The three major credit rating agencies – Experian, TransUnion and Equifax – will allow you to request a free report from their web sites once a year. Or submit your request to each from the FTC-authorized web site www.annualcreditreport.com. From this site, your annual report is free, but beware, however, if you find yourself on a web site that requires you to pay a fee to access yours. You’ve inadvertently accessed one of the many web sites that exploits consumer confusion over their rights to charge unnecessary fees for viewing their credit report.
If you spot activity on your report that isn’t yours – new accounts opened in your name or transactions on existing accounts you’ve haven’t made – then take action immediately to alert both your lenders and the credit reporting agencies that your identity has been stolen and fraud has occurred.

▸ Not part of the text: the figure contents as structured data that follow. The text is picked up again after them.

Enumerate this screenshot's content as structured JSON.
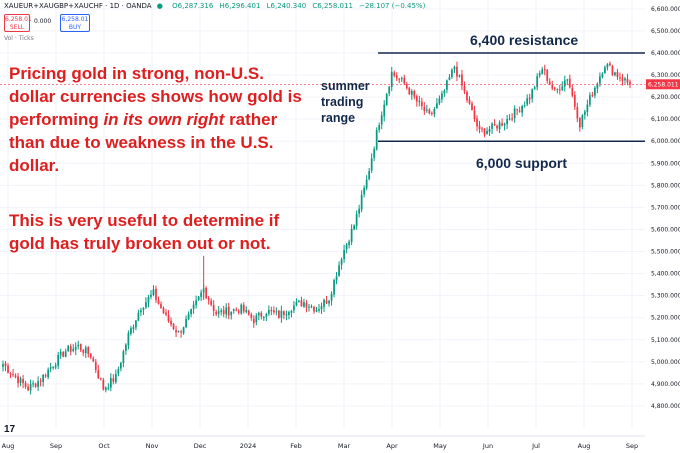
{
  "header": {
    "symbol": "XAUEUR+XAUGBP+XAUCHF · 1D · OANDA",
    "open": "O6,287.316",
    "high": "H6,296.401",
    "low": "L6,240.340",
    "close": "C6,258.011",
    "change": "−28.107 (−0.45%)",
    "sell_price": "6,258.01",
    "sell_label": "SELL",
    "spread": "0.000",
    "buy_price": "6,258.01",
    "buy_label": "BUY",
    "vol_label": "Vol · Ticks"
  },
  "annotations": {
    "main_note_a": "Pricing gold in strong, non-U.S. dollar currencies shows how gold is performing ",
    "main_note_em": "in its own right",
    "main_note_b": " rather than due to weakness in the U.S. dollar.",
    "second_note": "This is very useful to determine if gold has truly broken out or not.",
    "resistance_label": "6,400 resistance",
    "support_label": "6,000 support",
    "range_label_1": "summer",
    "range_label_2": "trading",
    "range_label_3": "range"
  },
  "colors": {
    "up": "#089981",
    "down": "#f23645",
    "note": "#dd1f1f",
    "level_line": "#13294b",
    "grid": "#f0f3fa",
    "axis_text": "#131722"
  },
  "chart_data": {
    "type": "candlestick",
    "ylim": [
      4700,
      6640
    ],
    "y_ticks": [
      4800,
      4900,
      5000,
      5100,
      5200,
      5300,
      5400,
      5500,
      5600,
      5700,
      5800,
      5900,
      6000,
      6100,
      6200,
      6300,
      6400,
      6500,
      6600
    ],
    "x_ticks": [
      "Aug",
      "Sep",
      "Oct",
      "Nov",
      "Dec",
      "2024",
      "Feb",
      "Mar",
      "Apr",
      "May",
      "Jun",
      "Jul",
      "Aug",
      "Sep"
    ],
    "levels": [
      {
        "name": "resistance",
        "value": 6400
      },
      {
        "name": "support",
        "value": 6000
      }
    ],
    "close_path": [
      [
        "Aug",
        4990
      ],
      [
        "Aug",
        4930
      ],
      [
        "Aug",
        4880
      ],
      [
        "Aug",
        4920
      ],
      [
        "Sep",
        4990
      ],
      [
        "Sep",
        5050
      ],
      [
        "Sep",
        5070
      ],
      [
        "Sep",
        5030
      ],
      [
        "Oct",
        4880
      ],
      [
        "Oct",
        4930
      ],
      [
        "Oct",
        5120
      ],
      [
        "Oct",
        5250
      ],
      [
        "Nov",
        5310
      ],
      [
        "Nov",
        5200
      ],
      [
        "Nov",
        5130
      ],
      [
        "Nov",
        5220
      ],
      [
        "Dec",
        5330
      ],
      [
        "Dec",
        5220
      ],
      [
        "Dec",
        5230
      ],
      [
        "Dec",
        5240
      ],
      [
        "2024",
        5190
      ],
      [
        "2024",
        5230
      ],
      [
        "2024",
        5210
      ],
      [
        "Feb",
        5250
      ],
      [
        "Feb",
        5270
      ],
      [
        "Feb",
        5240
      ],
      [
        "Mar",
        5290
      ],
      [
        "Mar",
        5480
      ],
      [
        "Mar",
        5620
      ],
      [
        "Mar",
        5820
      ],
      [
        "Apr",
        6090
      ],
      [
        "Apr",
        6310
      ],
      [
        "Apr",
        6260
      ],
      [
        "Apr",
        6180
      ],
      [
        "May",
        6110
      ],
      [
        "May",
        6200
      ],
      [
        "May",
        6340
      ],
      [
        "May",
        6190
      ],
      [
        "Jun",
        6040
      ],
      [
        "Jun",
        6060
      ],
      [
        "Jun",
        6090
      ],
      [
        "Jun",
        6140
      ],
      [
        "Jul",
        6200
      ],
      [
        "Jul",
        6330
      ],
      [
        "Jul",
        6220
      ],
      [
        "Jul",
        6290
      ],
      [
        "Aug",
        6080
      ],
      [
        "Aug",
        6220
      ],
      [
        "Aug",
        6350
      ],
      [
        "Aug",
        6300
      ],
      [
        "Aug",
        6258
      ]
    ],
    "last_price": "6,258.011"
  }
}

Each one of your lenders will have a fraud alert protocol listed on their respective websites. The same is true for the credit reporting agencies. Don’t delay. If you suspect fraud, the faster you take action, the quicker the criminals can be stopped from using your good name.
If you’ve discovered that your identity has been stolen, you can ask the credit reporting agencies to put a fraud alert on your account. Unfortunately, a fraud alert is a rather weak defense, because it only requires that any potential creditor verify your identification before granting credit. Most creditors will simply phone the applicant and ask for verification, a very easy step to overcome by a determined crook.
That’s why you may want to take an additional step and put a security freeze on your account. It will cost you a small fee, such as $10 per reporting agency, and $10 each time you want your credit report to be released, but the added protection may well be worth it. That’s because a security freeze locks up your data so that no one can access it.
The good news with this tactic is that no one will be able to use your personal information to create a new account in your name. But it won’t help if someone has stolen your existing credit card information.
When in doubt: change your passwords for online access to your accounts; change your pin numbers; set up transaction alerts with your lenders to notify you of any activity; and lastly, request new cards with new account numbers.